Quant à la coexistence ou à la combinaison de différents modes d'expression sur un même support ; elle n'a évidemment rien d'inédit. La coexistence de l'image et du texte écrit est aussi vieille que ce dernier, celle du son et de l'image animée date de 1926(6). Il y avait au milieu des années 1995 quelque chose de pathétique à voir des démonstrateurs de cédérom projeter avec ravissement sur grand écran une image incertaine accompagnée d'un son étouffé.
La véritable nouveauté c'est l'unicité du codage fédérant tous les modes d'expression, ce qui favorise leur combinaison et leur diffusion par les réseaux (téléphoniques, câblés, hertziens) ou sur disque compact, la galette de 12 cm étant, avec le DVD, appelée à devenir un format universel. Certes devraient demeurer des secteurs d'éditions individualisés (le document sonore, le film, le DVD-Rom), mais avec une contamination réciproque des modes d'expression : liens à des sites Web, séquences multimédia présentes sur un CD audio (CD-Extra, enhanced CD), multilinguisme des bandes sonores et des sous-titres et dossiers accompagnant les films sur DVD).
Une des conséquences annoncée depuis déjà une demi-décennie est la fusion du téléphone, du téléviseur et du micro-ordinateur. Encore faut-il être prudent en la matière. On s'achemine peut-être davantage vers une contamination réciproque de ces postes clients que vers une unification, tant les usages - et les usagers - divergent.
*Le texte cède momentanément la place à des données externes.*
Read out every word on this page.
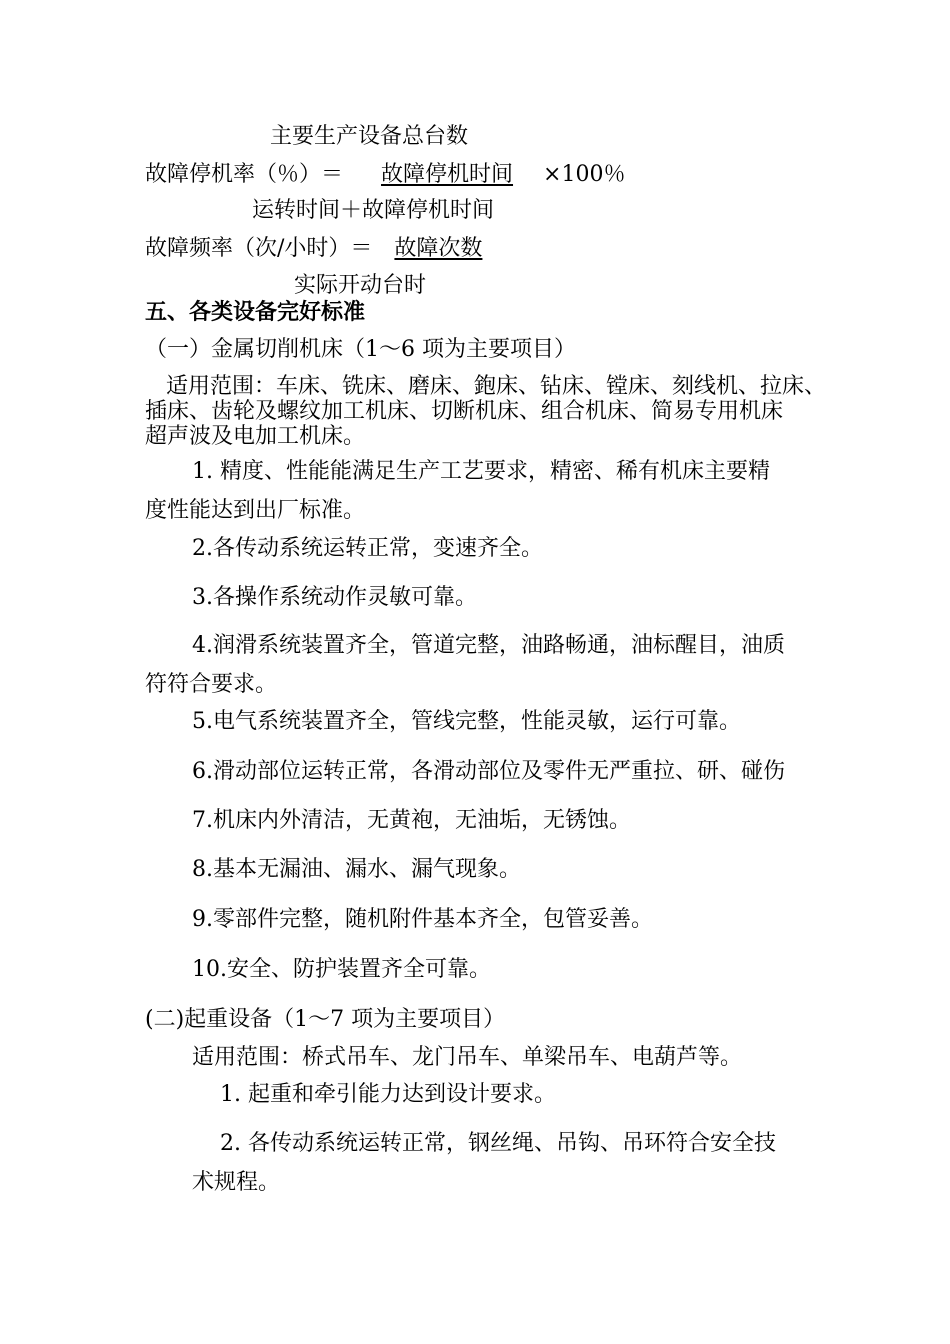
主要生产设备总台数
故障停机率（％）＝ 故障停机时间 ×100％
运转时间＋故障停机时间
故障频率（次/小时）＝ 故障次数
实际开动台时
五、各类设备完好标准
（一）金属切削机床（1～6 项为主要项目）
适用范围：车床、铣床、磨床、鉋床、钻床、镗床、刻线机、拉床、
插床、齿轮及螺纹加工机床、切断机床、组合机床、简易专用机床
超声波及电加工机床。
1. 精度、性能能满足生产工艺要求，精密、稀有机床主要精
度性能达到出厂标准。
2.各传动系统运转正常，变速齐全。
3.各操作系统动作灵敏可靠。
4.润滑系统装置齐全，管道完整，油路畅通，油标醒目，油质
符符合要求。
5.电气系统装置齐全，管线完整，性能灵敏，运行可靠。
6.滑动部位运转正常，各滑动部位及零件无严重拉、研、碰伤
7.机床内外清洁，无黄袍，无油垢，无锈蚀。
8.基本无漏油、漏水、漏气现象。
9.零部件完整，随机附件基本齐全，包管妥善。
10.安全、防护装置齐全可靠。
(二)起重设备（1～7 项为主要项目）
适用范围：桥式吊车、龙门吊车、单梁吊车、电葫芦等。
1. 起重和牵引能力达到设计要求。
2. 各传动系统运转正常，钢丝绳、吊钩、吊环符合安全技
术规程。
Interactivité contre linéarité ?
Seule une partie des dictionnaires généralistes(7) songe à citer ce qui est pour les thuriféraires du multimédia un de ses traits essentiels, peut-être le plus important : l'interactivité, souvent présentée comme une restitution du pouvoir à l'utilisateur final. En informatique, l'interactivité, synonyme de mode conversationnel, désigne un dialogue entre l'utilisateur et la machine (on dira plutôt le système : on ne dialogue pas avec une machine, seulement avec un logiciel, c'est-à-dire une oeuvre de l'esprit). Le mot interactivité semble signifier au moins un partage de l'activité entre producteur et consommateur, auteur et utilisateur. Il est permis de tempérer cet enthousiasme souvent feint et trompeur et de distinguer, pour simplifier, trois types d'interactivité :
- Le réflexe conditionné
En 1936 Julien Duvivier accepta sous la pression de ses producteurs de tourner une seconde fin heureuse à l'admirable dénouement tragique de La belle équipe pour qu'on demandât à un panel de spectateurs cobayes laquelle ils préféraient (ils choisirent bien évidemment le happy end). Ainsi est né ce qu'on fait aujourd'hui passer pour de l'interactivité, et qu'on peut analyser comme une organisation du réflexe conditionné.
Le libre parcours
Le multimédia permet souvent un libre parcours de l'utilisateur, par sélection sur un menu ou lien hypertexte, soit par formulation de requêtes. L'utilisateur travaille sur des données qui lui sont imposées et qu'il ne peut modifier, mais il les sélectionne lui-même, par démarche systématique ou vagabondage. C'est la figure dominante de l'interactivité du multimédia. Ses trois avatars sont le cheminement (surfer sur le Net... ou dans un cédérom), la recherche et le jeu. Un de ses domaines d'application est le commerce électronique.
La création partagée
L'interactivité créatrice suppose que l'utilisateur lui-même puisse créer ou modifier des données, et non seulement émettre des requêtes ou participer à un jeu. En ce sens le courrier électronique, qui peut fort bien ne se pratiquer qu'en mode texte, est bien plus interactif que la plupart des produits et services multimédias. Certains jeux ou produits pédagogiques présentent une interactivité intermédiaire entre la seconde et la troisième figure : le participant peut créer des données, mais dans le cadre d'une règle ou d'un programme.Cette interactivité n'est pas nouvelle. On entend parfois railler le multimédia au motif que les appels de notes sont de de l'hypertexte(8), et le vagabondage dans un dictionnaire de l'interactivité. Il n'y a pas là de quoi s'esbaudir : le multimédia n'est effectivement que la continuation de l'interactivité par d'autres moyens. C'est devenu une banalité que de dire que le lecteur construit lui-même son propre sens. Cette autoconstruction a aussi son substrat matériel : on manipule un livre comme on veut. Un produit multimédia, presque comme on veut.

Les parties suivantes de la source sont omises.